CORTE SUPREMA DE JUSTICIA Extradición 33960. Edwin A. Moreno I. Extradición 33960. Edwin A. Moreno I. Proceso n.º 33960 CORTE SUPREMA DE JUSTICIA SALA DE CASACION PENAL Aprobado acta No. 206 Magistrado Ponente: Dr. JOSE LEONIDAS BUSTOS MARTINEZ Bogotá D. C., treinta de junio de dos mil diez. Se pronuncia la Corte sobre la solicitud de pruebas presentada por el defensor del ciudadano colombiano Edwin Arnulfo Moreno Ibarra, quien se halla pedido en extradición por el Gobierno de los Estados Unidos de América.
Antecedentes. 1. Mediante Nota Verbal 0257 de 1° de febrero de 2010, el Gobierno de los Estados Unidos de América, a través de su Embajada en Colombia, solicitó la detención provisional con fines de extradición del ciudadano colombiano Edwin Arnulfo Moreno Ibarra, para ser juzgado por delitos federales de narcóticos. 2. El 5 de febrero el Fiscal General de la Nación dispuso su captura, la cual se hizo efectiva el 8 del mismo mes por agentes del Departamento Administrativo de Seguridad (DAS). 3.

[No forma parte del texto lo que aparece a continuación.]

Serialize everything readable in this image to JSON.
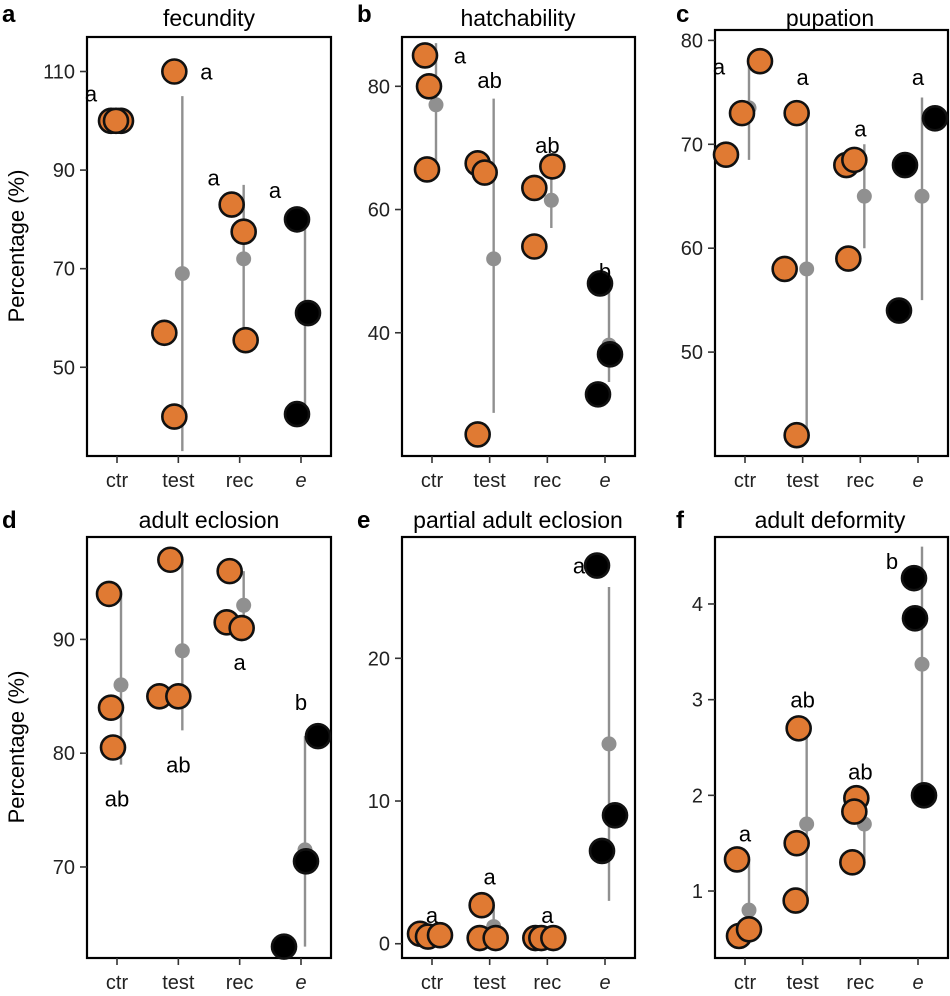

El 5 de abril el Gobierno de los Estados Unidos formalizó la solicitud de extradición y el 8 siguiente el Ministerio del Interior y de Justicia remitió la actuación a la Corte, donde se dio inicio al trámite legalmente establecido y se dispuso correr traslado a las partes para petición de pruebas. Pruebas solicitadas: Unicamente peticionó la defensa, que solicita la práctica de las siguientes, por considerar que guardan estrecha relación con los cargos reseñados en el pedido de extradición: 1.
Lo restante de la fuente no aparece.